TRINTY, Texas—Anytime 80 of the best amateur golfers in the world congregate in the same place, there’s bound to be record-breakers in the group.
The fact is every player in The Spirit International Amateur Golf Championship, the seventh playing of which begins Wednesday at Whispering Pines Golf Club, has accomplished major feats in their careers. This year the biennial 72-hole, team best ball event features 74 national champions or No. 1-ranked players in their respective countries.
There’s one young lady from the United Kingdom, however, whose achievement might trump them all.
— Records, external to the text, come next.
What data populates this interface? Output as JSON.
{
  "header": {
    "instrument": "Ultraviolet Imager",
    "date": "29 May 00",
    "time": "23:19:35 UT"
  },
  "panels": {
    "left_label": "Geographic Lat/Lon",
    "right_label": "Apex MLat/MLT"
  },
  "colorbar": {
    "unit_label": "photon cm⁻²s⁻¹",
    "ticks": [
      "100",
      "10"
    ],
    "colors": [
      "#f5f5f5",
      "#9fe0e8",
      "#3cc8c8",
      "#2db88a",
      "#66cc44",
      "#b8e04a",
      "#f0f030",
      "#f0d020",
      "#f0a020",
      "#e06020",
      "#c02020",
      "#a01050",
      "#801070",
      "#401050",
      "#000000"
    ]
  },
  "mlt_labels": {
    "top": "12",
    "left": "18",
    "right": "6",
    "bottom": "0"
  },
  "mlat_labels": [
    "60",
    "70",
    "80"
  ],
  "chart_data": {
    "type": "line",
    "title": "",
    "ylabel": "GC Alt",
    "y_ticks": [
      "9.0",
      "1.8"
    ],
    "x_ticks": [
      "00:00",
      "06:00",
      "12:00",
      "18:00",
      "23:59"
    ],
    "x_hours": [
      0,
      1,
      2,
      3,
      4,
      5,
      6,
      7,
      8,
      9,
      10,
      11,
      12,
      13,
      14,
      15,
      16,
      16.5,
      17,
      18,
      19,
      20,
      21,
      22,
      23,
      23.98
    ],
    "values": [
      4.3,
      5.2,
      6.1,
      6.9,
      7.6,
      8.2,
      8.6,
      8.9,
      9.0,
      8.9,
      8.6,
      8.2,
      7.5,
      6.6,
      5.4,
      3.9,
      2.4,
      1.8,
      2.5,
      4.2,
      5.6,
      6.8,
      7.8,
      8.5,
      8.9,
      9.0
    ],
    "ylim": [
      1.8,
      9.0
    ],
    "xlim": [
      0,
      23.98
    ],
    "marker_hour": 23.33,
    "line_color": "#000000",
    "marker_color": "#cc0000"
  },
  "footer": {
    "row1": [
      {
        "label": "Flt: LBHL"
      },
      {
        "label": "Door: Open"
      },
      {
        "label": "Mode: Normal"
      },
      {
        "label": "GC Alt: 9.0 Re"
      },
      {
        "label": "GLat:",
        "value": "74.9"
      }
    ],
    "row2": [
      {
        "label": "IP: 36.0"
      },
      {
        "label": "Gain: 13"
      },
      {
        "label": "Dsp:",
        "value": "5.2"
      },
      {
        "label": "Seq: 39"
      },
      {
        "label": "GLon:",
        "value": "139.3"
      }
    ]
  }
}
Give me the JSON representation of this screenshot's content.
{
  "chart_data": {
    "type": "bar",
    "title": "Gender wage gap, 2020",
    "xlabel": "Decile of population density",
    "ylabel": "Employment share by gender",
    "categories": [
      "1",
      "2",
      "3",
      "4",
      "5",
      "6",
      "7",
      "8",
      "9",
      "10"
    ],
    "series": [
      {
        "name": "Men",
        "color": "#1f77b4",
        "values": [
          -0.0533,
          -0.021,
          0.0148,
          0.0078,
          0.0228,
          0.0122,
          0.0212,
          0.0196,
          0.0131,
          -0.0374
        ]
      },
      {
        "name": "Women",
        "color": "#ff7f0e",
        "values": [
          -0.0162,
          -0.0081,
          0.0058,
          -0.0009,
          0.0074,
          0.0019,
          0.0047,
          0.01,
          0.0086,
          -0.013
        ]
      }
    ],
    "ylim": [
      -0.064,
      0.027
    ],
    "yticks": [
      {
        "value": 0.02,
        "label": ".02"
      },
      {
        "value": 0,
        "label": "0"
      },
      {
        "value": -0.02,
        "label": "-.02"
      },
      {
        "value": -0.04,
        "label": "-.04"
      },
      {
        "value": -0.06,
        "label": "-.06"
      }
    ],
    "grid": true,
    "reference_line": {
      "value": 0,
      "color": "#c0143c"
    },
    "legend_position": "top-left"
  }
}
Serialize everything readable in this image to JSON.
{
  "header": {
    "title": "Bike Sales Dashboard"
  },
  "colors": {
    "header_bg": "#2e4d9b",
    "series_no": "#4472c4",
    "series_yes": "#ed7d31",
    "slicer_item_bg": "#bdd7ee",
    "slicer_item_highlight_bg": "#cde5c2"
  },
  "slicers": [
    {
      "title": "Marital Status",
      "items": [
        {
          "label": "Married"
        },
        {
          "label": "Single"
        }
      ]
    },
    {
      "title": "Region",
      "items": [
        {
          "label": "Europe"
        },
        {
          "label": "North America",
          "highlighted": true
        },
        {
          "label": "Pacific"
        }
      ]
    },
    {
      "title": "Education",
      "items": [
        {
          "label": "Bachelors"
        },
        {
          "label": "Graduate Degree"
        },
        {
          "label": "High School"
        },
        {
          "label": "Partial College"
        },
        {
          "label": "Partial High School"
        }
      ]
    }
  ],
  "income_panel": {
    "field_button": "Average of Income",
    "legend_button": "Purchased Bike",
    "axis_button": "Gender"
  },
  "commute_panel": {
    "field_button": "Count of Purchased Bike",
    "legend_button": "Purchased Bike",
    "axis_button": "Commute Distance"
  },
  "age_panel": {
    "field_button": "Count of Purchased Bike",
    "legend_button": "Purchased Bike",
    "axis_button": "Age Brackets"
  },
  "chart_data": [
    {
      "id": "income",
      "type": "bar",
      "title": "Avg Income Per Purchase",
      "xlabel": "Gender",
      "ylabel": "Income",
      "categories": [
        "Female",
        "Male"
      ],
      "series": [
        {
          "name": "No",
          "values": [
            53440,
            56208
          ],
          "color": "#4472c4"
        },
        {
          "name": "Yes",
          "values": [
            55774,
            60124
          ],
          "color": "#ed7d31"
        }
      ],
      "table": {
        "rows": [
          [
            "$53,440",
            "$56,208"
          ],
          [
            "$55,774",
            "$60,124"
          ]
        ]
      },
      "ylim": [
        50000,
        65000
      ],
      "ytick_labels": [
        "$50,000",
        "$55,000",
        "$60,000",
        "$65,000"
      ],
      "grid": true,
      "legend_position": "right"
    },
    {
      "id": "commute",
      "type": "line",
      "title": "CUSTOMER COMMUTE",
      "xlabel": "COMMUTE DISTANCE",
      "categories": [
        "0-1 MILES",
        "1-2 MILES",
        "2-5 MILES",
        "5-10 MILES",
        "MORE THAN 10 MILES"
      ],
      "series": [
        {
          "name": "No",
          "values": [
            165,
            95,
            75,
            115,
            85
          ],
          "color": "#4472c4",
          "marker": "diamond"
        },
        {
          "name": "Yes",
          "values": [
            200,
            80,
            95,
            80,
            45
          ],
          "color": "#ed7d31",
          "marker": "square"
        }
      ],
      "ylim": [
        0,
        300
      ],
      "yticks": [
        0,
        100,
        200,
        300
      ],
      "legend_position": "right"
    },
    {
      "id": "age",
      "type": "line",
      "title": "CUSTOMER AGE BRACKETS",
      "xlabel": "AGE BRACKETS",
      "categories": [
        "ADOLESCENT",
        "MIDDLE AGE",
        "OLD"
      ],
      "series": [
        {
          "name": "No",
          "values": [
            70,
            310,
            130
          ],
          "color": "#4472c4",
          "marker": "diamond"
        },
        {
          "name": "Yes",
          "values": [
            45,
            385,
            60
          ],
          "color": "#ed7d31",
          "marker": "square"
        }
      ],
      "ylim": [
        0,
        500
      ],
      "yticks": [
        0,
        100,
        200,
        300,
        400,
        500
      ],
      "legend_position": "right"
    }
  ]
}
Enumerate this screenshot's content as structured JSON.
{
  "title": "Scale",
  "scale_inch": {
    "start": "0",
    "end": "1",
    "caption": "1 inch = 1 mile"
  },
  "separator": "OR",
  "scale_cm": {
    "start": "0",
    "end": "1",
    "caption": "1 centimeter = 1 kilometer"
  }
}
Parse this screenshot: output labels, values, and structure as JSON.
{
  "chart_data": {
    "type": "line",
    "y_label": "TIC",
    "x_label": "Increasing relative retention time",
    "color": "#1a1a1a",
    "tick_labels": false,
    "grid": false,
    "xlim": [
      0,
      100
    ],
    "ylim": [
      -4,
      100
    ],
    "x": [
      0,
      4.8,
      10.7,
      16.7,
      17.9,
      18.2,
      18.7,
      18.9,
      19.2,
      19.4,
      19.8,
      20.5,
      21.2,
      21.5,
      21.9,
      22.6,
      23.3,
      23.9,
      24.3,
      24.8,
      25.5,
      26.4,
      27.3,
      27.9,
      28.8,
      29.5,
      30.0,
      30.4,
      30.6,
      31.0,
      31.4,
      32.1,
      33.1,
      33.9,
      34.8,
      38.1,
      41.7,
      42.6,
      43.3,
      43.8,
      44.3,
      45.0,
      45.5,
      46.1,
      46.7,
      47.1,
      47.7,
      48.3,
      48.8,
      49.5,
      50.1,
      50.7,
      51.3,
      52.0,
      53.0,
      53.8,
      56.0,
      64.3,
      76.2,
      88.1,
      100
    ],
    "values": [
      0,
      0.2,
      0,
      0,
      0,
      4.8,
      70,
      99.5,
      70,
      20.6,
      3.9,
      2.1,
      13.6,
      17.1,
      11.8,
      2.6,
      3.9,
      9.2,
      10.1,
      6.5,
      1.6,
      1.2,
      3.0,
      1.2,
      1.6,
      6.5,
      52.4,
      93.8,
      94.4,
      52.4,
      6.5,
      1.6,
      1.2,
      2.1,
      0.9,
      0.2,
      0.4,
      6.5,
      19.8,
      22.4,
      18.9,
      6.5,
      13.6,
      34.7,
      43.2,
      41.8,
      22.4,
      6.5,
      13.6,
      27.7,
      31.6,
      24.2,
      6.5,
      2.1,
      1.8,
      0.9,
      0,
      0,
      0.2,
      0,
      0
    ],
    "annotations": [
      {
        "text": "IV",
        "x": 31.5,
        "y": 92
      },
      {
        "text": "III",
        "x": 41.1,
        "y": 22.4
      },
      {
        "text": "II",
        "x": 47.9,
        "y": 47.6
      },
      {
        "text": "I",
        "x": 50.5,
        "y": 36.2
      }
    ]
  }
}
Earlier this year, 20-year-old Alexandra Peters from Shifnal, England, broke a 90-year gender barrier when she became the first woman to play in the prestigious Halford Hewitt championship.
Every year since 1923, Britain’s top 64 private high schools send teams of 10 boys to vie for the prestigious Halford Hewitt.
Until this year, that is.
Like all the schools involved, Wellington College—a private institute for high school juniors and seniors—sent its best 10 players, which this year included Peters.
“It was very odd because I had to play the men’s tees…well, that and I was the only female around the whole event,” said Peters, who won the 2012 English Ladies Amateur Championship. “It was very different. It’s always been boys who played golf. Not many women have played, but my school gives golf scholarships and I got one of them.”
Wellington College advanced to the third round of the Halford Hewitt, regarded as a success by Peters.
“Yes, I thought we got along very well,” said Peters, who joins Meghan MacLaren, Nick Marsh and Paul Howard to comprise the English Team at The Spirit International. England won consecutive International Team gold medals at the 2005 and ’07 Spirits.
While it likely was a bit lonely for Peters at the Halford Hewitt, things were at least a little more comfortable back at Wellington College. Peters played on the “mixed golf team” along with her friend Heidi Baek. The two were the only women on the team.
Peters, who plans to turn professional after The Spirit, said she was proud of breaking the Halford Hewitt gender barrier. But she’s more interested in being known as a successful golfer. Her hot start at the 2012 Ricoh Women’s British Open stands to help her in that regard.
Through 12 holes in the first round at Royal Liverpool, Peters found herself alone at the top of the leaderboard in the major championship.
“Karrie Webb was a hole ahead of me, and on 13 she made a bogey,” Peters said. “I made a birdie on 12 and was in the lead at 2-under par.”
She finished the round with a 1-over 73 and eventually missed the cut. Peters said she and her teammates have enjoyed their practice rounds at Whispering Pines and likes their chances to earn England its third team gold medal when play begins Wednesday.